I see all the stars at once.
In college, I took Astronomy. Obviously, I didn’t learn much, or retained very little of it.
But there I stood, my neck bent with my face to the salt and peppered sky. For October in Minnesota, it has been warm, gorgeous. Not easy to describe at all. The last two days have been still and bright and crisp, with that nothing-like-it autumn smell in the air.
There was a walk in the woods the other day. Up a hill and to a fallen tree. There were pricklies on my sweater and stuck to my jeans. Some even got in my pocket. I pulled at them and then realized I didn’t care if they were there. Later they’d be evidence of a time that felt perfect, peaceful, serene, holy.

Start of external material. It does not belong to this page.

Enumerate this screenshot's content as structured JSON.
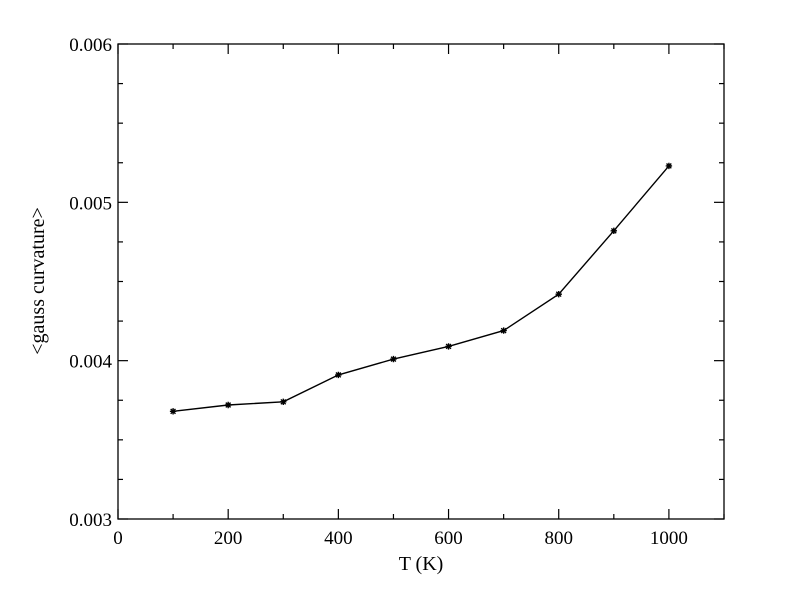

The only sounds were the rustling of leaves while a few squirrels hopped nearby, stopped to stare, hopped some more. One stood on its hind legs and held a big acorn to its mouth. It didn’t blink, stood frozen there, like a staring contest. Then off it went again, leaping from low branch to low branch, a bed of brown crisp leaves beneath, covering every inch of the ground. Those leaves were just the right blanket for us to sit on, leaning back on the trunk of a fallen tree, perfectly still and staring, like a contest.

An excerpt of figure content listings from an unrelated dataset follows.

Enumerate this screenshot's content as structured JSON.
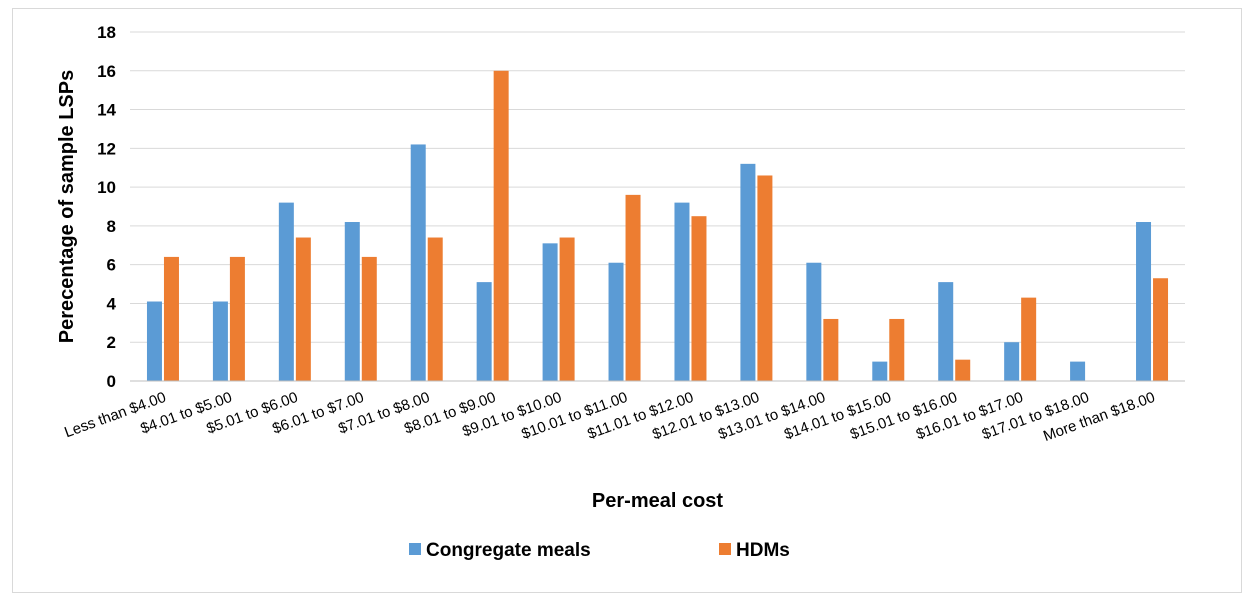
{
  "chart_data": {
    "type": "bar",
    "xlabel": "Per-meal cost",
    "ylabel": "Perecentage of sample LSPs",
    "ylim": [
      0,
      18
    ],
    "yticks": [
      0,
      2,
      4,
      6,
      8,
      10,
      12,
      14,
      16,
      18
    ],
    "grid": true,
    "legend_position": "bottom",
    "categories": [
      "Less than $4.00",
      "$4.01 to $5.00",
      "$5.01 to $6.00",
      "$6.01 to $7.00",
      "$7.01 to $8.00",
      "$8.01 to $9.00",
      "$9.01 to $10.00",
      "$10.01 to $11.00",
      "$11.01 to $12.00",
      "$12.01 to $13.00",
      "$13.01 to $14.00",
      "$14.01 to $15.00",
      "$15.01 to $16.00",
      "$16.01 to $17.00",
      "$17.01 to $18.00",
      "More than $18.00"
    ],
    "series": [
      {
        "name": "Congregate meals",
        "color": "#5b9bd5",
        "values": [
          4.1,
          4.1,
          9.2,
          8.2,
          12.2,
          5.1,
          7.1,
          6.1,
          9.2,
          11.2,
          6.1,
          1.0,
          5.1,
          2.0,
          1.0,
          8.2
        ]
      },
      {
        "name": "HDMs",
        "color": "#ed7d31",
        "values": [
          6.4,
          6.4,
          7.4,
          6.4,
          7.4,
          16.0,
          7.4,
          9.6,
          8.5,
          10.6,
          3.2,
          3.2,
          1.1,
          4.3,
          0,
          5.3
        ]
      }
    ]
  }
}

Light cut through, the wind did not. If you can wear a sweatshirt and not be cold, or hot, in the sun…life is good.
This was a gift. I mean, the sweatshirt, yes, but simply the walk and the time to sit in the woods, to be quiet together. And then to get up and take the long way back on purpose. To follow a trail or not, walking slowly on purpose. To remember together and walk and talk ,or walk and not talk, and have either words or no words feel good and right.

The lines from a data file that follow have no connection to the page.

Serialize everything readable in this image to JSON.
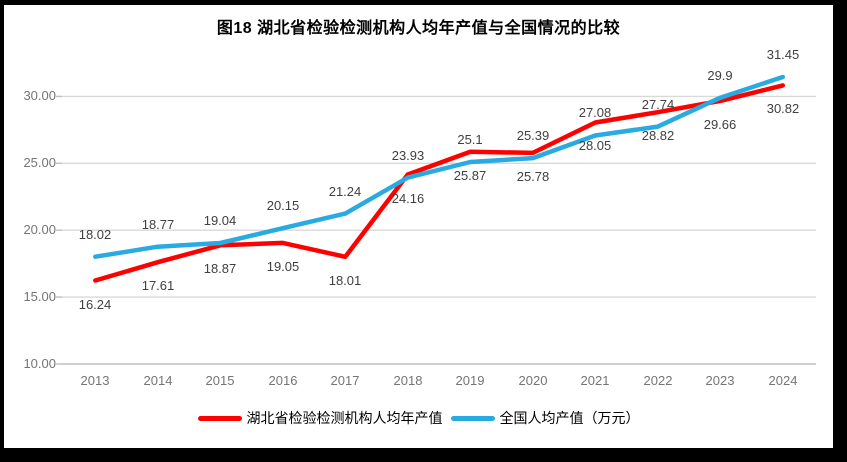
{
  "frame": {
    "background": "#000000",
    "chart_background": "#ffffff"
  },
  "chart_data": {
    "type": "line",
    "title": "图18  湖北省检验检测机构人均年产值与全国情况的比较",
    "categories": [
      "2013",
      "2014",
      "2015",
      "2016",
      "2017",
      "2018",
      "2019",
      "2020",
      "2021",
      "2022",
      "2023",
      "2024"
    ],
    "series": [
      {
        "name": "湖北省检验检测机构人均年产值",
        "color": "#ff0000",
        "label_position": "below",
        "values": [
          16.24,
          17.61,
          18.87,
          19.05,
          18.01,
          24.16,
          25.87,
          25.78,
          28.05,
          28.82,
          29.66,
          30.82
        ]
      },
      {
        "name": "全国人均产值（万元）",
        "color": "#29abe2",
        "label_position": "above",
        "values": [
          18.02,
          18.77,
          19.04,
          20.15,
          21.24,
          23.93,
          25.1,
          25.39,
          27.08,
          27.74,
          29.9,
          31.45
        ]
      }
    ],
    "y_axis": {
      "min": 10,
      "max": 33.2,
      "ticks": [
        10,
        15,
        20,
        25,
        30
      ],
      "tick_labels": [
        "10.00",
        "15.00",
        "20.00",
        "25.00",
        "30.00"
      ]
    },
    "grid": true,
    "legend_position": "bottom",
    "colors": {
      "gridline": "#d9d9d9",
      "axis_line": "#bfbfbf",
      "tick_text": "#757575",
      "data_label_text": "#404040",
      "title_text": "#000000"
    }
  }
}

We took a breath after weeks and maybe months of running, with our backs against a dead tree. Our souls sighed and hung out together, like they always have, despite time and distance and the reality of the separate lives we led. The ones that were just right for their time.
It’s impossible to see where connections begin, how they start, why they stay.
So tonight I looked up at the stars and thought about that. And even if the mystery of soul connection isn’t something I can make sense of, I take it in all at once, for its beauty.